Тёмно-серебристая туша самолёта Ан-12, описав после взлёта восходящую дугу, легла на курс, добирая недостающие сотни метров по вертикали и недостающие километры до точки выброса десанта. Ровный гул турбин убаюкивал. Слегка потряхивало. Облачность осталась внизу. В иллюминаторе проплывала привычная серо-молочная взбугренная поверхность облаков. Ребристый алюминиевый пол трясло мелкой дрожью. В полумраке самолётного чрева перед Николаем Горячевым тянулся противоположный ряд сидящих товарищей, схожих обликом, позой, снаряжением, и поэтому сейчас выглядевших массой. Внизу, на земле, в казарменной солдатской жизни – это каждый наособинку, скроенный и сбитый на свою колодку, со своим характером, привычками, изъянами, достоинствами, со своим сроком службы за плечами – «деды», «салаги», «черпаки»… А тут, как в строю или на марше, – масса. Ушанки завязаны под подбородком, руки в коричневых байковых трёхпалых рукавицах – на запасках, на плечах – лямки основного парашюта, от которого за спиной тянется к тросу, протянутому вдоль бортов самолёта, серый вытяжной фал, защёлкнутый на тросе карабином. Правда, кто в валенках, а кто в сапогах. В сапогах, в основном, старослужащие. Командир роты не стал настаивать: «Чёрт с вами, мёрзните на здоровье, кому хочется. Старшина, а молодым всем выдать валенки. Командирам взводов – проверить!»
С одной стороны он, конечно, прав. Морозец сегодня чувствительный, как сказал москвич Витька Мазуров на утренней зарядке. Построение на плацу, марш-бросок к парашютному складу, загрузка парашютов в КрАЗ – тут «малое стояние», движения больше, ноги почти всё время в работе. Потом на машинах – на взлётное поле. Тут комфорта мало. А дальше – ожидание своей очереди на погрузку в самолёт.
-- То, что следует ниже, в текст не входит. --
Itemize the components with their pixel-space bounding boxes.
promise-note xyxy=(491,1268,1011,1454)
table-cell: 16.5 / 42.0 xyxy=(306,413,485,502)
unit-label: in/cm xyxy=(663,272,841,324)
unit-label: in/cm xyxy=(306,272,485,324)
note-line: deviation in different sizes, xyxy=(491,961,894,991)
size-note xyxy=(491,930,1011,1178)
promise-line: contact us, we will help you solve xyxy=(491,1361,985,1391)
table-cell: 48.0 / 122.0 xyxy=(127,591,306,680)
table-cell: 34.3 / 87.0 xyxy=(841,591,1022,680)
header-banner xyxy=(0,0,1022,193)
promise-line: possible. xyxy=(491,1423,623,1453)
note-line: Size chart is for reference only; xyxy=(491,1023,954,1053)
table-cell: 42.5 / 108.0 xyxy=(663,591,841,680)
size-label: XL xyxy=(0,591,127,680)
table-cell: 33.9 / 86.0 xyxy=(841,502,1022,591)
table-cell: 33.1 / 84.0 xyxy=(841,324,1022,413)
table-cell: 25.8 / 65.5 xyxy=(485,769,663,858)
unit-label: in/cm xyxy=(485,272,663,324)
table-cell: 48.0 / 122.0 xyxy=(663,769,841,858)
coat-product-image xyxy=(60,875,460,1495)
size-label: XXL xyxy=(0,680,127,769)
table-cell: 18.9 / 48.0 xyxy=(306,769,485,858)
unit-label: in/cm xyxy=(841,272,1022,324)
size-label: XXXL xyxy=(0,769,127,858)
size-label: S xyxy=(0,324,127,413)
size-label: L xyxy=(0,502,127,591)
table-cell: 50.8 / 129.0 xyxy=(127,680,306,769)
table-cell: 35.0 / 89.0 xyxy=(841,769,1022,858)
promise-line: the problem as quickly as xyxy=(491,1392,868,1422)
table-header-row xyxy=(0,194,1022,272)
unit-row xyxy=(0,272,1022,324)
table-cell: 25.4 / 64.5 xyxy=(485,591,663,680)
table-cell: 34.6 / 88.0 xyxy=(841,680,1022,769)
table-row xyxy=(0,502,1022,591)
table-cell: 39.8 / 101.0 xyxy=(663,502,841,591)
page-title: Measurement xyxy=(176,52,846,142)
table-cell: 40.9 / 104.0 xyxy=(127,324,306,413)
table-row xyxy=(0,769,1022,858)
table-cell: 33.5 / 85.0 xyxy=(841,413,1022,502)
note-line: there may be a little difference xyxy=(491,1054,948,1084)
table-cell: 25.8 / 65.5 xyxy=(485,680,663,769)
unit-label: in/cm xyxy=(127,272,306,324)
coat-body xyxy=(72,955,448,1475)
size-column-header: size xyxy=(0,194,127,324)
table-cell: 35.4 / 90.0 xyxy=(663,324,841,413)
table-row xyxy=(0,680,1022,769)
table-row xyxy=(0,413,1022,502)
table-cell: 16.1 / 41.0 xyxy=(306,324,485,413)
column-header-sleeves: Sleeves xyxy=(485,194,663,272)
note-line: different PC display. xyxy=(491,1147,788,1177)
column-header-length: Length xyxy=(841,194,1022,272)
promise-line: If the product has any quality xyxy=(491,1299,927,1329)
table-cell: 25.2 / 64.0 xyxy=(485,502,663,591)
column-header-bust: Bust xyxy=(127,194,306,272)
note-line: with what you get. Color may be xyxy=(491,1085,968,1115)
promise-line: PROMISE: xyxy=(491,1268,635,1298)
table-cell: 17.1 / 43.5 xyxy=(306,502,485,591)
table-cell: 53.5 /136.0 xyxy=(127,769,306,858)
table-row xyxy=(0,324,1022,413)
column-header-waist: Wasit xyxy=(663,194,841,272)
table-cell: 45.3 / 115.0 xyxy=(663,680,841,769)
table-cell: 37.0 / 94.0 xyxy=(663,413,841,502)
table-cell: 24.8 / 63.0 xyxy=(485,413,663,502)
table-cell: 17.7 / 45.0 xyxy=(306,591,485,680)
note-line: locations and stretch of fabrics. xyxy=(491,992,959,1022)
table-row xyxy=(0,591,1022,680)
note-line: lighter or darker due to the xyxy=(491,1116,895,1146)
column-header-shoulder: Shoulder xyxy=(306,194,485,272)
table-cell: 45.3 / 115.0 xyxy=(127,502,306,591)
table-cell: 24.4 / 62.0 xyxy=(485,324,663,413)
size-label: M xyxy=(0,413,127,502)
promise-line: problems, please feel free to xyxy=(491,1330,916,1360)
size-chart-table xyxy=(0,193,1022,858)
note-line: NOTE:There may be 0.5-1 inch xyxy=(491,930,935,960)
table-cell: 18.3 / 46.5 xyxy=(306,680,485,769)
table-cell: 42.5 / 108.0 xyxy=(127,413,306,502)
Построение, подгонка лямок, последние проверки – это всё больше топтание на месте. Тут о валенках бы и вспомнить в самую пору. Последние полчаса рота сидела в ряд на краю аэродрома, опустившись на снег и опершись спинами на парашюты. Курили, балагурили. Мимо, поскрипывая снежком, проходили на посадку в колонну по два счастливчики из других рот и дивизионов. Валерка Курицын, земляк, механик-водитель БМД, махнул приветственно рукой, проходя мимо:
– Привет комиссару Микловану! Давай с нами, пристраивайся.
«Миклованом» Кольку Горячева прозвали за внешнее сходство с каким-то киногероем из венгерского боевика: высокий, подтянутый, подбородок с ямочкой. Прозвище утвердилось после стрельбы по мишеням «бегущий кабан» и «бегущий олень», когда Колька срезал их двумя короткими – в два-три патрона – очередями из АКМС [1]. Говорят, что киношный комиссар Миклован тоже бил без промаха. Сам Николай фильмов про его подвиги никогда не видел.
В брюхе самолёта был всё тот же «дубарь», что и на аэродроме, но лёгкое напряжение, пришедшая собранность, готовность к прыжку слегка подогрели кровь и загасили дрожь. Ноги, правда, как замёрзли – так и не отходили, несмотря на суконные портянки. Колька надел сапоги вовсе не для форса (офицеры вон – тоже все в сапогах). Год назад, в феврале, вот так же они прыгали где-то под древним городом Изборском. Но то ли лётчик не рассчитал силу ветра, то ли ветер внезапно усилился, только вынесло их на пашню – на окаменевшую зябь, как раз на взлобок, с которого февральская падера смыла снег почти дочиста. Приземлился, сгруппировавшись по всем правилам, но правой пяткой угадал-таки в гребень борозды. Боль жгучей стрелой пронзила ногу. Думал, не добежит до пункта сбора. Позже рентген показал, что трещинка в пяточной кости совсем небольшая. Оно и правда, вскоре заросло, как на собаке, но порой на строевом прохождении, когда перед трибуной с высоким начальством надо было как следует «влупить», он правую ногу придерживал – что-то внутри, похожее на предохранитель, срабатывало, как бы напоминая: «А помнишь, как ток от пятки до темечка жогнул? Сейчас опять шибанёт!..» Пробовал для самоуспокоения отбить на плацу чечётку – ничего, не болит. А как доходило до строевого смотра или, как сейчас, до прыжков – нет, уж лучше поберечься. Каблук при приземлении надёжнее. У валенок разве подошва? Полсантиметра валяной овечьей шерсти – это не защита, это всё равно, что босиком выпрыгнуть на асфальт со второго этажа.